AI Struggles to Accurately Extract Medical Data, Study Finds
A recent study by Columbia University's Mailman School of Public Health has revealed significant limitations in the ability of advanced artificial intelligence to reliably extract information from clinical notes in medical records.
The research focused on using ChatGPT-4, a large language model (LLM), to determine helmet usage among injured bicycle and scooter riders from emergency department admission notes. The study analyzed 54,569 emergency department visits between 2019 and 2022.
Dr. Andrew Rundle, professor of Epidemiology at Columbia Mailman School and senior author of the study, stated, "While we see potential efficiency gains in using the generative AI LLM for information extraction tasks, issues of reliability and hallucinations currently limit its utility."
"When we used highly detailed prompts that included all of the text strings related to helmets, on some days ChatGPT-4 could extract accurate data from the clinical notes. But the time required to define and test all of the text that had to be included in the prompt and ChatGPT-4's inability to replicate its work, day after day, indicates to us that ChatGPT-4 was not yet up to this task."

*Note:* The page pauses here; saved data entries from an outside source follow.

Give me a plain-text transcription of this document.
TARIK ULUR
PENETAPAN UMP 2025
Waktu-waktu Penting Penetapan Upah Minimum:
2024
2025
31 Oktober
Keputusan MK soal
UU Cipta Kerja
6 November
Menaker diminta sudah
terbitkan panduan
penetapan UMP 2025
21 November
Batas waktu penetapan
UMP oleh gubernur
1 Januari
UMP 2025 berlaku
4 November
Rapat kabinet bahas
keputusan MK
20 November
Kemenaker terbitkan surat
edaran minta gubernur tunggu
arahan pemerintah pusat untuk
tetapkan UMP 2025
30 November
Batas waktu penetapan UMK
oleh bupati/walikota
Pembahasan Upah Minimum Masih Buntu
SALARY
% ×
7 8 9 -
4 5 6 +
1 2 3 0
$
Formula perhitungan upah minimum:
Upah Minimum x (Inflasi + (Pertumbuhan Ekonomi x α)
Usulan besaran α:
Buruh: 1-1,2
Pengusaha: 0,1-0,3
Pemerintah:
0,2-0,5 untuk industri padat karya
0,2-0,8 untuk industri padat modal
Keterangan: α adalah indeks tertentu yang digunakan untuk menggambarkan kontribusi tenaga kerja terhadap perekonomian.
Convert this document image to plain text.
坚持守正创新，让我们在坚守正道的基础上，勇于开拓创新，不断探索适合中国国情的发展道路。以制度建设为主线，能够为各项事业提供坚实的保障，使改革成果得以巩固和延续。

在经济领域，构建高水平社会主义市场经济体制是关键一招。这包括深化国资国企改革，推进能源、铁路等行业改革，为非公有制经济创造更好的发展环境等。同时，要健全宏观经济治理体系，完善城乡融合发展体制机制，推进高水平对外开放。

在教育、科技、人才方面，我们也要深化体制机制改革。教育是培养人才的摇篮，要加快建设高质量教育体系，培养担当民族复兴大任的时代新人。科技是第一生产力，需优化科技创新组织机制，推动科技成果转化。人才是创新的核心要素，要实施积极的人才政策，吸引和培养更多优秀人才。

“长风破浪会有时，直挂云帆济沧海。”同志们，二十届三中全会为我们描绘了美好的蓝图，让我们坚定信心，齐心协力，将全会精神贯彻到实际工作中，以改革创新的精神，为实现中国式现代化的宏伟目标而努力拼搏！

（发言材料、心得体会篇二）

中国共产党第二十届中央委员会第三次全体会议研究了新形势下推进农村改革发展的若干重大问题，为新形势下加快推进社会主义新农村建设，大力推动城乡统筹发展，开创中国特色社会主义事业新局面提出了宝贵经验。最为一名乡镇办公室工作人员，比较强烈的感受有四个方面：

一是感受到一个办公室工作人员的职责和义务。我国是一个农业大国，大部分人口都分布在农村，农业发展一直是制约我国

The AI model struggled to consistently replicate results across multiple trials and had particular difficulty with negated phrases such as "w/o helmet" or "unhelmeted," often misinterpreting them as indications of helmet use.
Researchers found that the AI performed well only when given highly detailed prompts including all relevant text strings. However, the time required to define and test these prompts, coupled with the AI's inconsistency in replicating its work day-to-day, indicated that the technology is not yet suitable for this task.
The study highlights the ongoing challenges in automating the extraction of relevant information from unstructured clinical notes, a process that could greatly benefit medical research and patient care if perfected.
Kathryn Burford, the lead author and post-doctoral fellow at Columbia, emphasized the importance of accessing helmet use information, which is often buried in clinical notes. "Helmet use is a key factor in injury severity," Burford noted, underscoring the significance of reliable data extraction methods in injury prevention research.